Sommet européen à BruxellesLuc Frieden évoque des mesures sociales ciblées si les prix de l'énergie augmentent "substantiellement"

François Aulner
adapté pour RTL Infos
Le gouvernement prendra des mesures sociales ciblées si les prix de l’énergie restent élevés, avait déclaré mardi le ministre de l’Énergie, Lex Delles. Le Premier ministre Luc Frieden l'a répété jeudi à son arrivée au sommet de l’UE à Bruxelles.
© François Aulner

Le Premier ministre n’a toutefois pas précisé, malgré la question posée, à partir de quand ou à partir de quel niveau de prix le gouvernement interviendra. Il a déclaré : “Nous agirons si les prix pour les citoyens et pour les entreprises au Luxembourg augmentent de manière substantielle. Ce n’est pas le cas pour le moment, car beaucoup de ces contrats sont conclus pour plusieurs années.

Le Premier ministre a également souligné que l’Etat avait déjà apporté une aide au niveau des coûts de réseau, ce qui est considéré comme une mesure préventive. “Nous espérons que cette guerre ne durera pas trop longtemps et que, par conséquent, les prix mondiaux se stabiliseront”, a-t-il ajouté.

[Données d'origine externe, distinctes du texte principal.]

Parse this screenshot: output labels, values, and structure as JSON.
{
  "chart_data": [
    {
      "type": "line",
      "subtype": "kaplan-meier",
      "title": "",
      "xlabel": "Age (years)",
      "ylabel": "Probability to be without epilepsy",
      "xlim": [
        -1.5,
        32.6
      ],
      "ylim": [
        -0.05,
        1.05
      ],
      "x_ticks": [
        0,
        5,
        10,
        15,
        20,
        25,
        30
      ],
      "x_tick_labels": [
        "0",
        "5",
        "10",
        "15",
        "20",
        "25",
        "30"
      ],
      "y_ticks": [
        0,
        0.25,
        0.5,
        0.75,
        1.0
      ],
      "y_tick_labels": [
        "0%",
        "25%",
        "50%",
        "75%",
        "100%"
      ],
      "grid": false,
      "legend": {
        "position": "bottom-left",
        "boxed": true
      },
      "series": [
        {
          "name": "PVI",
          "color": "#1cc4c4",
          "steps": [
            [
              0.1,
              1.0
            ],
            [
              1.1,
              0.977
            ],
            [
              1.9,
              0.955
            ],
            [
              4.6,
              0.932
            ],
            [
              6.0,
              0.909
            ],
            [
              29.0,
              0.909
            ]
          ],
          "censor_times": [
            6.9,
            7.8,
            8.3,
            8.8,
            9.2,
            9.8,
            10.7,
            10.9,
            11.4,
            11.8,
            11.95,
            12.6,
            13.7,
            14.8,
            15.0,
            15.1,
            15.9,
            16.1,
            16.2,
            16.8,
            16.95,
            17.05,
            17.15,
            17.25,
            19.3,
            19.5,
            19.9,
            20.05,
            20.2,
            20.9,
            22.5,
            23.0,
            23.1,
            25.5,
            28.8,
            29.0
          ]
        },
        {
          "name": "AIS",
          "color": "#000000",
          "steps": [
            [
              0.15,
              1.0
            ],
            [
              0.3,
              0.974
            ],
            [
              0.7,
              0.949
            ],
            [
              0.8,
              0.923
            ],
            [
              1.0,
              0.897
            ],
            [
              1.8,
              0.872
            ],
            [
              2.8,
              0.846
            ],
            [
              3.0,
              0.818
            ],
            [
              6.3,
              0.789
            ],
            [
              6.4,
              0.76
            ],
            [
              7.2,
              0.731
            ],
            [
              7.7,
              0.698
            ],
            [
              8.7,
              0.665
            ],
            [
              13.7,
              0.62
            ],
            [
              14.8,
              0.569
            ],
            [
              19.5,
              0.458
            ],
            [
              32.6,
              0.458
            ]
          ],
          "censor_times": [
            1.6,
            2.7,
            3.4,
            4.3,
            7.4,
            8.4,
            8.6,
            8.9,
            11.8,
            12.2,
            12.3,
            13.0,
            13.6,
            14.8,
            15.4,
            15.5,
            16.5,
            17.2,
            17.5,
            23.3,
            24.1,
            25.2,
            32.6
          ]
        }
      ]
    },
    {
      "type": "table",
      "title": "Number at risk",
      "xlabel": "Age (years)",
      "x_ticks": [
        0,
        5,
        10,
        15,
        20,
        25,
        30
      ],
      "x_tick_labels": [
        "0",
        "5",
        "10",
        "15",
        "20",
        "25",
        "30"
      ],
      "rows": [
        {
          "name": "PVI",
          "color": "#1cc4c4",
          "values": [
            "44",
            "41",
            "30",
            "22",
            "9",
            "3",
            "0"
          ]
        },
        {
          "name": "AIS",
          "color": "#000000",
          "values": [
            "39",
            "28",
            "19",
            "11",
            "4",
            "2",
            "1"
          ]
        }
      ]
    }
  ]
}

Bras de fer entre la Hongrie et l’Ukraine

La guerre entre les États-Unis, Israël et l’Iran ainsi que la crise énergétique auraient normalement dû être les thèmes principaux du sommet européen à Bruxelles ce jeudi, si l’Ukraine n’était pas revenue, une fois de plus, au premier plan. L’UE a déjà approuvé un prêt de 90 milliards d’euros sur deux ans pour l’Ukraine, mais comme la Hongrie a de nouveau opposé son veto, les chefs d’État et de gouvernement des 27 doivent une nouvelle fois tenter de convaincre le Premier ministre hongrois Viktor Orbán.

Il faut ajouter que des élections auront lieu le 12 avril en Hongrie, et il est évidemment impossible de prévoir ce qui se passera si le challenger d’Orbán, Péter Magyar, vient à le battre. L’Ukraine et l’UE ne peuvent toutefois pas attendre, raison pour laquelle la Commission européenne a tenté mardi de persuader Orbán de débloquer l’aide à l’Ukraine, notamment en annonçant l’inspection d’un oléoduc en Ukraine. Orbán accuse en effet le président ukrainien Zelensky de faire monter volontairement les prix de l’énergie en Hongrie afin de manipuler les élections.

Luc Frieden a déclaré qu’il était confiant quant à la possibilité de trouver une solution. Le Premier ministre hongrois Viktor Orbán restait toutefois catégorique jeudi matin : si l’Ukraine ne laisse pas circuler le pétrole vers la Hongrie, la Hongrie n’aidera pas l’Ukraine. Contrairement au Premier ministre luxembourgeois, la cheffe de la diplomatie européenne, Kaja Kallas, s’est dite " pas très optimiste”, tout en plaçant ses espoirs dans le président du Conseil, António Costa, qui tente sans relâche de trouver un compromis avec Orbán.

Etats-Unis, Israël et Iran: jamais trop tard pour la diplomatie

Il n’y a pas que la Hongrie et l’Ukraine, l’UE doit également réagir à la guerre en Iran, déclenchée par les Etats-Unis et Israël. Aucun pays de l’UE n’est actuellement disposé à s’impliquer, d’une manière ou d’une autre, dans le conflit en Iran. Le Premier ministre a déclaré qu’il fallait désamorcer la situation au Moyen-Orient, sans recourir à la violence, mais par la diplomatie, pour laquelle il n’est jamais trop tard.

Le Luxembourg, comme d’autres pays, s’oppose par ailleurs totalement au retour de l’énergie russe sur le marché européen.

Le Premier ministre reste également optimiste quant à la question de la supervision de l’épargne et de l’investissement européens. Le Luxembourg, avec d’autres Etats membres, milite pour que cette supervision ne devienne pas européenne mais reste entre les mains des Etats eux-mêmes. Luc Frieden compte sur le ministre des Finances, Gilles Roth, qui devra défendre ce dossier lors des prochaines réunions ministérielles.